最後に卒業時にも主席であった俺の答辞によって、長くて短かった王立学園での3年間に幕を引いて終了である。


「・・・3年間ありがとうございました。」とお礼を言って締め括ると、盛大な拍手が主にSクラス方面より湧き起こっていたのであった。



おわったぁ~!と思わず壇上から降りてガッツポーズをする俺。


卒業式の後の軽い卒業パーティーに参加したら、晴れて自由の身である。


卒業パーティーにはダンスが付き物と言う事で、知らぬ間にマーガレット殿下が「トージ、皆の者卒業おめでとうなのじゃ!」とゲートでやって来て、会場の皆を驚かせて居た。

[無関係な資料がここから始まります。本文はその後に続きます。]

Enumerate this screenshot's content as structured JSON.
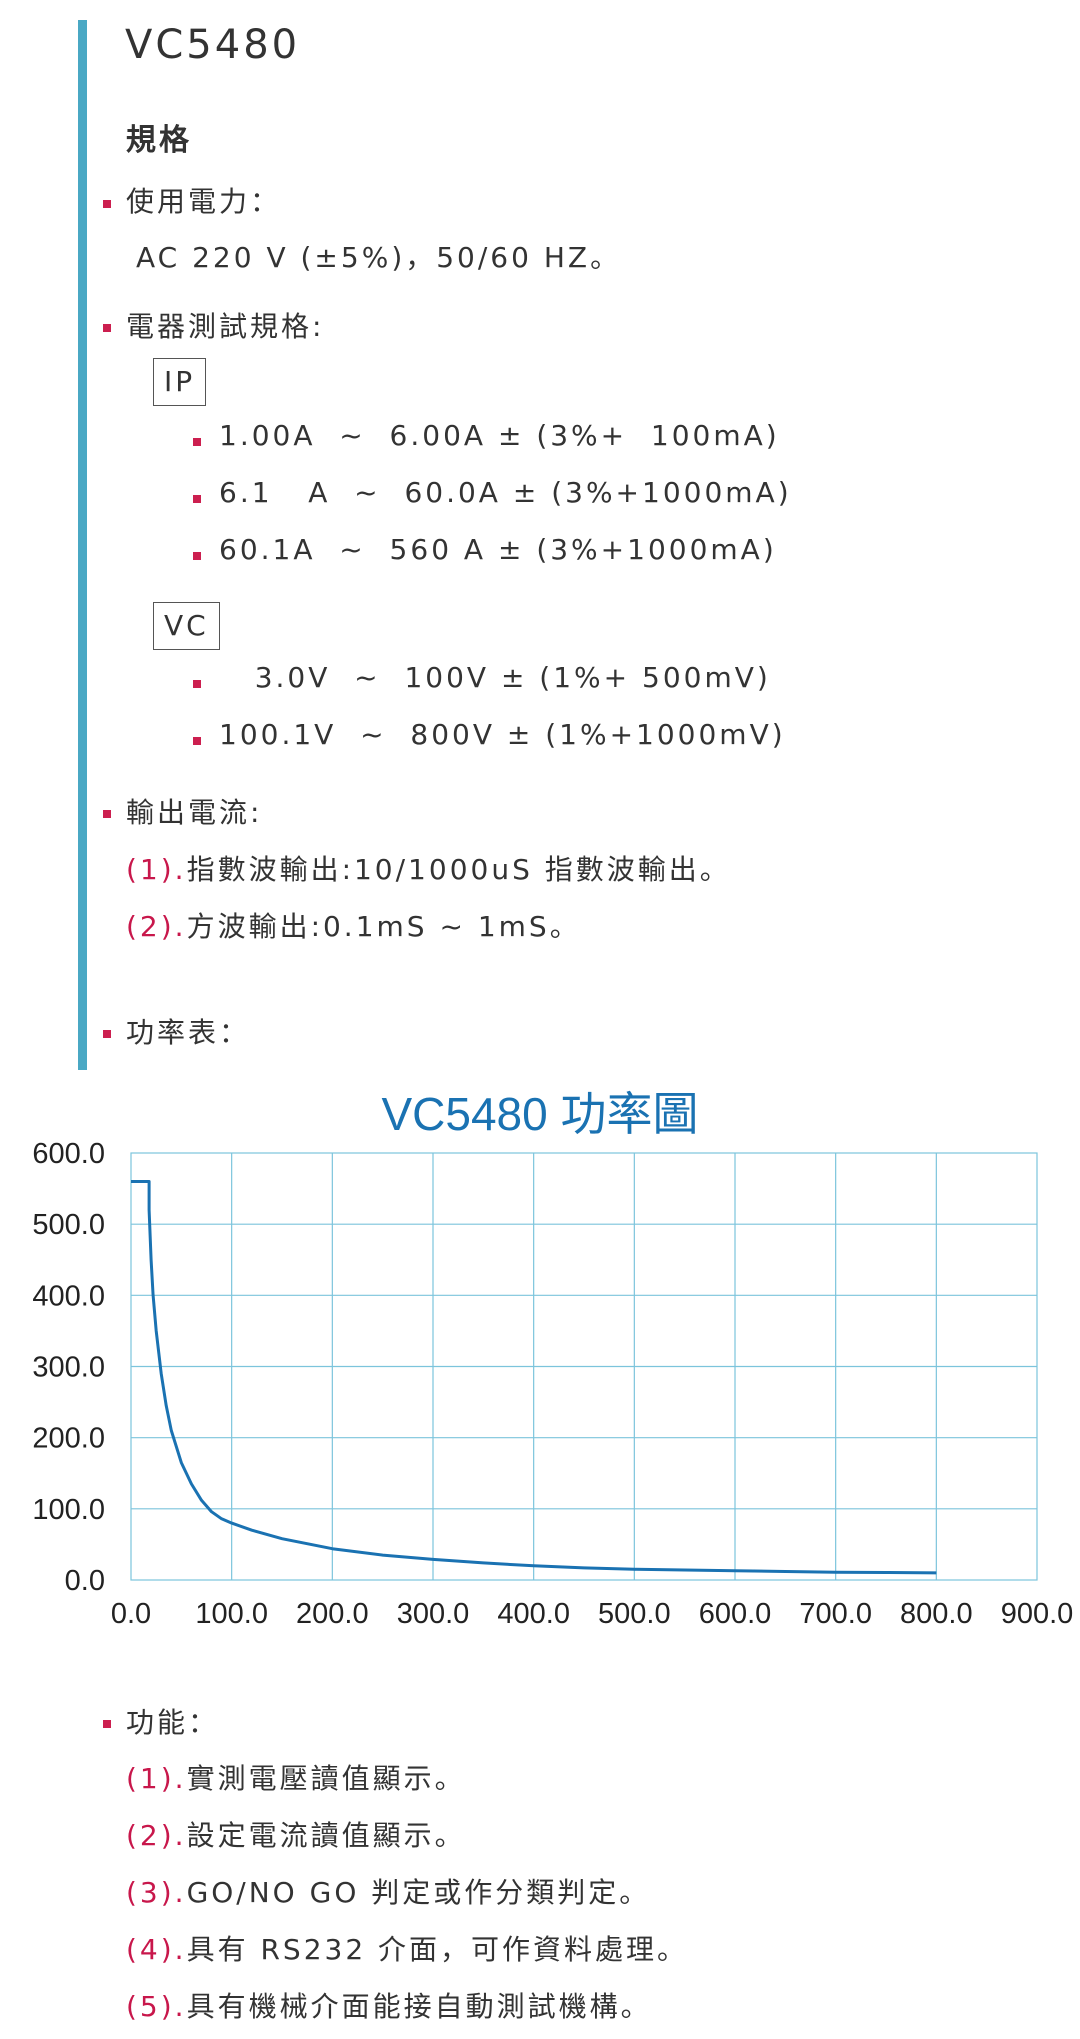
{
  "header": {
    "title": "VC5480",
    "subtitle": "規格"
  },
  "spec": {
    "power": {
      "label": "使用電力：",
      "value": "AC 220 V (±5%)，50/60 HZ。"
    },
    "electrical": {
      "label": "電器測試規格:",
      "ip": {
        "tag": "IP",
        "items": [
          "1.00A  ~  6.00A ± (3%+  100mA)",
          "6.1   A  ~  60.0A ± (3%+1000mA)",
          "60.1A  ~  560 A ± (3%+1000mA)"
        ]
      },
      "vc": {
        "tag": "VC",
        "items": [
          "   3.0V  ~  100V ± (1%+ 500mV)",
          "100.1V  ~  800V ± (1%+1000mV)"
        ]
      }
    },
    "output": {
      "label": "輸出電流:",
      "items": [
        {
          "num": "(1).",
          "text": "指數波輸出:10/1000uS 指數波輸出。"
        },
        {
          "num": "(2).",
          "text": "方波輸出:0.1mS ~ 1mS。"
        }
      ]
    },
    "power_meter": {
      "label": "功率表："
    }
  },
  "chart_data": {
    "type": "line",
    "title": "VC5480 功率圖",
    "xlabel": "",
    "ylabel": "",
    "xlim": [
      0,
      900
    ],
    "ylim": [
      0,
      600
    ],
    "x_ticks": [
      "0.0",
      "100.0",
      "200.0",
      "300.0",
      "400.0",
      "500.0",
      "600.0",
      "700.0",
      "800.0",
      "900.0"
    ],
    "y_ticks": [
      "0.0",
      "100.0",
      "200.0",
      "300.0",
      "400.0",
      "500.0",
      "600.0"
    ],
    "grid": true,
    "line_color": "#1a72b2",
    "grid_color": "#7cc4dc",
    "series": [
      {
        "x": [
          0,
          18,
          18,
          20,
          22,
          25,
          30,
          35,
          40,
          50,
          60,
          70,
          80,
          90,
          100,
          120,
          150,
          200,
          250,
          300,
          350,
          400,
          450,
          500,
          550,
          600,
          650,
          700,
          750,
          800
        ],
        "y": [
          560,
          560,
          520,
          450,
          400,
          350,
          290,
          245,
          210,
          165,
          135,
          112,
          96,
          86,
          80,
          70,
          58,
          44,
          35,
          29,
          24,
          20,
          17,
          15,
          14,
          13,
          12,
          11,
          10.5,
          10
        ]
      }
    ]
  },
  "features": {
    "label": "功能：",
    "items": [
      {
        "num": "(1).",
        "text": "實測電壓讀值顯示。"
      },
      {
        "num": "(2).",
        "text": "設定電流讀值顯示。"
      },
      {
        "num": "(3).",
        "text": "GO/NO GO 判定或作分類判定。"
      },
      {
        "num": "(4).",
        "text": "具有 RS232 介面，可作資料處理。"
      },
      {
        "num": "(5).",
        "text": "具有機械介面能接自動測試機構。"
      }
    ]
  }
}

「トージ、ダンスもあるので来てやったぞ!」と言うマーガレット殿下がちょっと可愛らしかった。


マーガレット殿下、結構俺が他の子とダンスをするのが嫌らしくて、こうして、隙を与えない様にしているのだろう。


こうして2時間程の卒業パーティーは終わったのであった。


これで本当に3年間の学園生活が終わったのだった。


みんなに別れを告げて、会場を後にするのであった。



マーガレット殿下はそのまま俺の屋敷まで付いて来て、


更に2時間程俺と過ごして、明日からの約束をして王城へとゲートで帰って行ったのであった。

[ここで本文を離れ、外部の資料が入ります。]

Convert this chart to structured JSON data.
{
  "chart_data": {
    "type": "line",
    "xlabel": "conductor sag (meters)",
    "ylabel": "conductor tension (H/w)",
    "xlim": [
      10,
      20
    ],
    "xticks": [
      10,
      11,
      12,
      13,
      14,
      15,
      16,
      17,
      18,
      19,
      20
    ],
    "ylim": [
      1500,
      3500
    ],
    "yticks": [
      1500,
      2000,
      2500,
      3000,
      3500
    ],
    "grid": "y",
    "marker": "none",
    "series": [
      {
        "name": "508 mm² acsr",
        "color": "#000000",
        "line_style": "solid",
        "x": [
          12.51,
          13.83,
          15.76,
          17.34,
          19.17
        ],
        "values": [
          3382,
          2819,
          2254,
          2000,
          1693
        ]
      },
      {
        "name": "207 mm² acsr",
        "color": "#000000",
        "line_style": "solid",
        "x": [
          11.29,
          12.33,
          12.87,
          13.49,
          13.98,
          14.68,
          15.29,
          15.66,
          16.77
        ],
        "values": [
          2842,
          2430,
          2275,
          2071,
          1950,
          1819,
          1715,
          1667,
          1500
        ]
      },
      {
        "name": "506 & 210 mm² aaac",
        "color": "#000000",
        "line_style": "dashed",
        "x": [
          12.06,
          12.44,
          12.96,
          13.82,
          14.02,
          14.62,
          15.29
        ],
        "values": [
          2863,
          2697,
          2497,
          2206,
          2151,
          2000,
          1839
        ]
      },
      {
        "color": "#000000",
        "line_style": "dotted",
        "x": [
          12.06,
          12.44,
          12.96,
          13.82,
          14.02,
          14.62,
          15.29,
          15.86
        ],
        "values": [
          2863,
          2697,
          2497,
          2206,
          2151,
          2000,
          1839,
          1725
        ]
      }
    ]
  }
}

やっと1人になった俺は風呂に入ってから普段着に着替えて、伸び伸びとするのであった。


夕食の時、明日から家に居ると知ったマリーの喜び様がとても可愛かった。


普段から同年代の友達が近所にいないので可哀想な思いをさせているのかも知れない。



やはり、マリーにも学校等に行かせて友達を作らせるべきだろうか・・・と考える俺だった。



とは言え、王立学園は貴族ばっかりだしなぁ~と庶民が行くには身分差別のハードルが高過ぎるしと悩むのであった。